Tip: "A tomato surfs a slice of lettuce, down the pasture sauce waterfall, exaggerated surfing and smooth wave effects highlight the fun of 3D animation." | Video: HPC-AI Tech
This open source system can generate videos from text descriptions and single images, and allows users to control the intensity of motion in the generated clips through the motion scoring function. Examples provided by HPC-AI Tech showcase a variety of scenarios, including realistic dialogue and whimsical animations.
However, Open-Sora 2.0 currently has limitations in resolution (768x768 pixels) and maximum video duration (5 seconds or 128 frames), which is inferior to the capabilities of leading models such as OpenAI's Sora. Nevertheless, its performance in key areas such as visual quality, cues accuracy and motion processing is approaching commercial standards. It is worth noting that Open-Sora2.0's VBench score is now only 0.69% behind OpenAI's Sora, a significant improvement from the previous version's 4.52%.
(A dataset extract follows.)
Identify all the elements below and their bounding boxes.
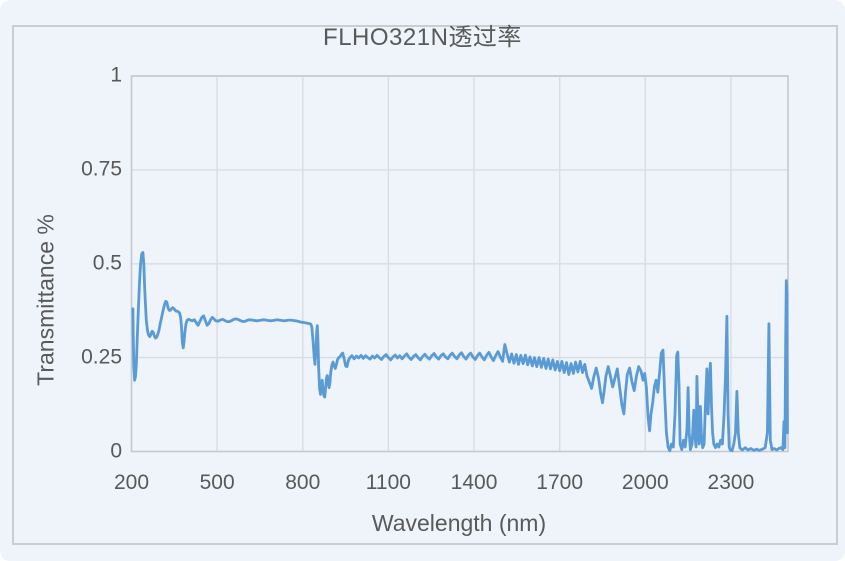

Tip: "A bunch of anthropomorphic mushrooms hold a disco party in a dark magical forest, accompanied by flashing neon lights and exaggerated dance steps, their smooth textures and reflective surfaces emphasize the funny 3D appearance." | Video: HPC-AI Tech
The cost-effective strategy of Open-Sora2.0 echoes the “Deepseek moment” in the language model, when improved training methods enabled open source systems to achieve commercial-grade performance at a much lower cost than commercial systems. This development could put downward pressure on prices in the video AI field, which is currently charged by seconds due to high computing demand.
Training Cost Comparison: Open-Sora2.0 costs about $200,000, while Movie Gen costs $2.5 million, and Step-Video-T2V costs $1 million. | Photo: HPC-AI Tech
Despite this progress, the performance gap between open source and commercial video AI is still greater than that of language models, highlighting the ongoing technical challenges in the field. Open-Sora2.0 is now available as an open source project on GitHub.